With respect to NFS, The AUROC was 0.903 in ≤ 49, 0.870 in 50–59, in 60–69, and 0.813 in ≥ 70 years. The AUROCs decreased with age, with the exception of in the ≥ 70 years (Fig. 4). Using the conventional cutoff points (LCO − 1.455, HCO 0.675), the false-positive rate tended to increase around the LCO and the false-negative rate tended to increase around the HCO, for older individuals (Fig. 4, Table S1). NFS was influenced by age, as for the FIB4 index, but its influence was lower than on the FIB4 index, because the calculation includes other factors, such as the prevalence of DM and BMI. As shown in Fig. 4, age adjustment may be necessary for the NFS to identify advanced fibrosis.

Fig. 4
figure 4

a Comparison of the ROCs for the NFS, categorized by age group: ≤ 49, 50–59, 60–69, and ≥ 70 years. b Box plot of the NFS in each age group, according to the absence (F = 0–2) or presence (F = 3,4) of advanced fibrosis

The diagnostic accuracy and efficacy of the FIB4 index for the diagnosis of advanced fibrosis in NAFLD have been assessed in many studies. As revealed in our current study, however, the diagnostic accuracy of the FIB4 index changes with age. Therefore, it is important to be aware of the limitations of the non-invasive fibrosis scores for NAFLD, such as the FIB4 index or NFS, because they are likely to become widely used for the diagnosis of advanced fibrosis, in place of liver biopsy.

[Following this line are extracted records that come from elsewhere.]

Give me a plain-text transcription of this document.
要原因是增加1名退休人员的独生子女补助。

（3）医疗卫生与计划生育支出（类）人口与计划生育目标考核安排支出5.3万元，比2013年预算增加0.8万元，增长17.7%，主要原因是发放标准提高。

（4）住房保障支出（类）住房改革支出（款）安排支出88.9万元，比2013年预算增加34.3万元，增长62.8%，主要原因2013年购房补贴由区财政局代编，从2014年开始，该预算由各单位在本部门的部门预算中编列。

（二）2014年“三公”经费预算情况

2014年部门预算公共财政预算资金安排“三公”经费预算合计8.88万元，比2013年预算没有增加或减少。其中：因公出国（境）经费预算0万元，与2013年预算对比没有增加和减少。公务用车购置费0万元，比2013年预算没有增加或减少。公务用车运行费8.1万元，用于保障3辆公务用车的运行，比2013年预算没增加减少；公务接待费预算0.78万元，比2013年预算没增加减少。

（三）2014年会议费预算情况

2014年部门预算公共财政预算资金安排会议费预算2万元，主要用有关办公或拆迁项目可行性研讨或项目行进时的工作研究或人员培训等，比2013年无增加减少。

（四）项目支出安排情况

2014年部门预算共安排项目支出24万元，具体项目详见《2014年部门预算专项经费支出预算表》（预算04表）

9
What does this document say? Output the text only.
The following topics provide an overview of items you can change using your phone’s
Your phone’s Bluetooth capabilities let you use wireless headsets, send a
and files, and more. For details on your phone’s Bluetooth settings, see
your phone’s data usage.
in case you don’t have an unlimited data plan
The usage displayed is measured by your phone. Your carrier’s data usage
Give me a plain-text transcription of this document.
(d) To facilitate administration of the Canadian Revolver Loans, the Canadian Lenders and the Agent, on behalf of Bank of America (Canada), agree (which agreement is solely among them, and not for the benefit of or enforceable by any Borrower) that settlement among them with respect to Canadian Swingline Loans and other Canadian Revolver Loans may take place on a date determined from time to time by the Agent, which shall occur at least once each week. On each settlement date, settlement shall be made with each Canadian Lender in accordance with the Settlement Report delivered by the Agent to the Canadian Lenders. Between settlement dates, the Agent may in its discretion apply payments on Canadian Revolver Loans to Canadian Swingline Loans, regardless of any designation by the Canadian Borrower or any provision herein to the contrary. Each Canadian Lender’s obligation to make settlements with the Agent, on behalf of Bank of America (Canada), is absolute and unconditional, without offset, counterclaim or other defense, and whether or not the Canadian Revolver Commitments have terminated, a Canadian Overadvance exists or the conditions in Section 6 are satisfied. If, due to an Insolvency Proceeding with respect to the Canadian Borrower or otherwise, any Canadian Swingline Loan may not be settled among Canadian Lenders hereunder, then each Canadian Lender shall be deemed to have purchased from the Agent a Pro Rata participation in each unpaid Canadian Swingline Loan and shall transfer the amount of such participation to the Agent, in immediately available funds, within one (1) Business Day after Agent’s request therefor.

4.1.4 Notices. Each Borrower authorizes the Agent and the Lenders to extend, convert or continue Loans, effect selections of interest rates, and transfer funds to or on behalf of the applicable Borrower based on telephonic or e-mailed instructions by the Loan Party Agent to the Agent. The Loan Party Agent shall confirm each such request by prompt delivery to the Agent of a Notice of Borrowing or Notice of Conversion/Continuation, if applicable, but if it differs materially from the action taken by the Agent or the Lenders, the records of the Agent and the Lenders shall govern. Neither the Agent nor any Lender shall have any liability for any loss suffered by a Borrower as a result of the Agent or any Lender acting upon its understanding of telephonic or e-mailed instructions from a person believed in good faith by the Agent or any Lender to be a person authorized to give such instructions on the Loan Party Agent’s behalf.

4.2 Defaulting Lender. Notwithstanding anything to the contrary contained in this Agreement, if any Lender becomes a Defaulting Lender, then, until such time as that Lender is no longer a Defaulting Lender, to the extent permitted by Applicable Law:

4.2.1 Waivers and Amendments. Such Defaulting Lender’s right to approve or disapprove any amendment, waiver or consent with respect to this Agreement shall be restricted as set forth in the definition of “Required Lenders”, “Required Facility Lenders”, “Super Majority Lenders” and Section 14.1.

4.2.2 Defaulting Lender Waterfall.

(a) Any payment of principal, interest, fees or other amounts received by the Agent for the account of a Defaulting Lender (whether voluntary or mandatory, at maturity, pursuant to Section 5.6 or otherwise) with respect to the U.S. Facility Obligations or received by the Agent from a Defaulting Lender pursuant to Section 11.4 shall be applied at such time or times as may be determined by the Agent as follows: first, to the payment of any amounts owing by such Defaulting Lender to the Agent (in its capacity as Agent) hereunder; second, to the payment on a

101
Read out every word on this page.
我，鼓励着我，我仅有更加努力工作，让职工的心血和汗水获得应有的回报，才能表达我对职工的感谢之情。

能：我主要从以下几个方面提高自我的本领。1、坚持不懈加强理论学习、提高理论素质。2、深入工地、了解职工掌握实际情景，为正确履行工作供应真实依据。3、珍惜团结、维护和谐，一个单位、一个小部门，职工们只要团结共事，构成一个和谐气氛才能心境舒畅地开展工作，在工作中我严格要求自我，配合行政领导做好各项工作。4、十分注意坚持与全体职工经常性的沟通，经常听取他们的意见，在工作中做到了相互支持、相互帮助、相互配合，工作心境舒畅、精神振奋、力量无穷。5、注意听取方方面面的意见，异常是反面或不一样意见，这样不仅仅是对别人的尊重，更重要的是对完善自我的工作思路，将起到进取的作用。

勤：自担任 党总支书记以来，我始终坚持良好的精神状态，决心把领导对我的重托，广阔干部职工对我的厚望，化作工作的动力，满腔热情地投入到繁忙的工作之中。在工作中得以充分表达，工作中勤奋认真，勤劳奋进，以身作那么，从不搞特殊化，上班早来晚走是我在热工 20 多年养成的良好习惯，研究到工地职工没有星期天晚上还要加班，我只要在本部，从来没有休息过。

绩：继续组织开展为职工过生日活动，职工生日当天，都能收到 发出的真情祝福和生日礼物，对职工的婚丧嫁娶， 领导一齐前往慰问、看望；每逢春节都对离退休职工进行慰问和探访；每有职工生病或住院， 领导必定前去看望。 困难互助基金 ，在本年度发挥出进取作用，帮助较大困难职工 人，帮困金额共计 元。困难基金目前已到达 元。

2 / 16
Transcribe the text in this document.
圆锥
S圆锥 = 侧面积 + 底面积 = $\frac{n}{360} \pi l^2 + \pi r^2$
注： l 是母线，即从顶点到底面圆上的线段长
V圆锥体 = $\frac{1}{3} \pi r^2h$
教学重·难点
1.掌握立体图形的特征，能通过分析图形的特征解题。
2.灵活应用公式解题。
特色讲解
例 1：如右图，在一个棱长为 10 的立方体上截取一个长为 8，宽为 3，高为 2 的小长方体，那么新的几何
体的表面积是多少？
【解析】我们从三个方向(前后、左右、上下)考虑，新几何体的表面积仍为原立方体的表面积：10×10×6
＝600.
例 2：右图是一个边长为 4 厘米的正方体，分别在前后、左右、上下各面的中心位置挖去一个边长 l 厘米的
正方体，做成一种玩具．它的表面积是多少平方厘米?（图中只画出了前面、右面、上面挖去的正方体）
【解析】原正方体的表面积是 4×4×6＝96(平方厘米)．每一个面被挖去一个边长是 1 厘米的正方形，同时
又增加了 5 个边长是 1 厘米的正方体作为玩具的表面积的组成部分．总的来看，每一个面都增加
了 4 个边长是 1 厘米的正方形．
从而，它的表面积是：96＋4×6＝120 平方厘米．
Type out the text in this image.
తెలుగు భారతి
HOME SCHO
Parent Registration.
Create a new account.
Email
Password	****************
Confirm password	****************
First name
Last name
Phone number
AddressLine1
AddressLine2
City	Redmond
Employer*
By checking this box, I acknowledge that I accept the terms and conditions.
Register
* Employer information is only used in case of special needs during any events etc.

In summary, the current study has demonstrated that the FIB4 index is not effective for the diagnosis of advanced fibrosis in NAFLD patients using the conventional cutoff points, and the newly defined cutoff points, which have been adapted for each age group, improve its diagnostic performance. Although the FIB4 index is a simple and inexpensive method for the diagnosis of advanced fibrosis, its limitations must be considered; in particular, its diagnostic accuracy decreases with age in NAFLD patients. The conventional and modified cutoffs were calculated using the same ROC analysis, and the selected relationship between sensitivity and specificity represents a compromise: altering the cutoff points sacrifices either sensitivity or specificity, which represents the main limitation of this study. However, we have described more suitable cutoff points than the conventional values for the diagnosis of advanced fibrosis in NAFLD.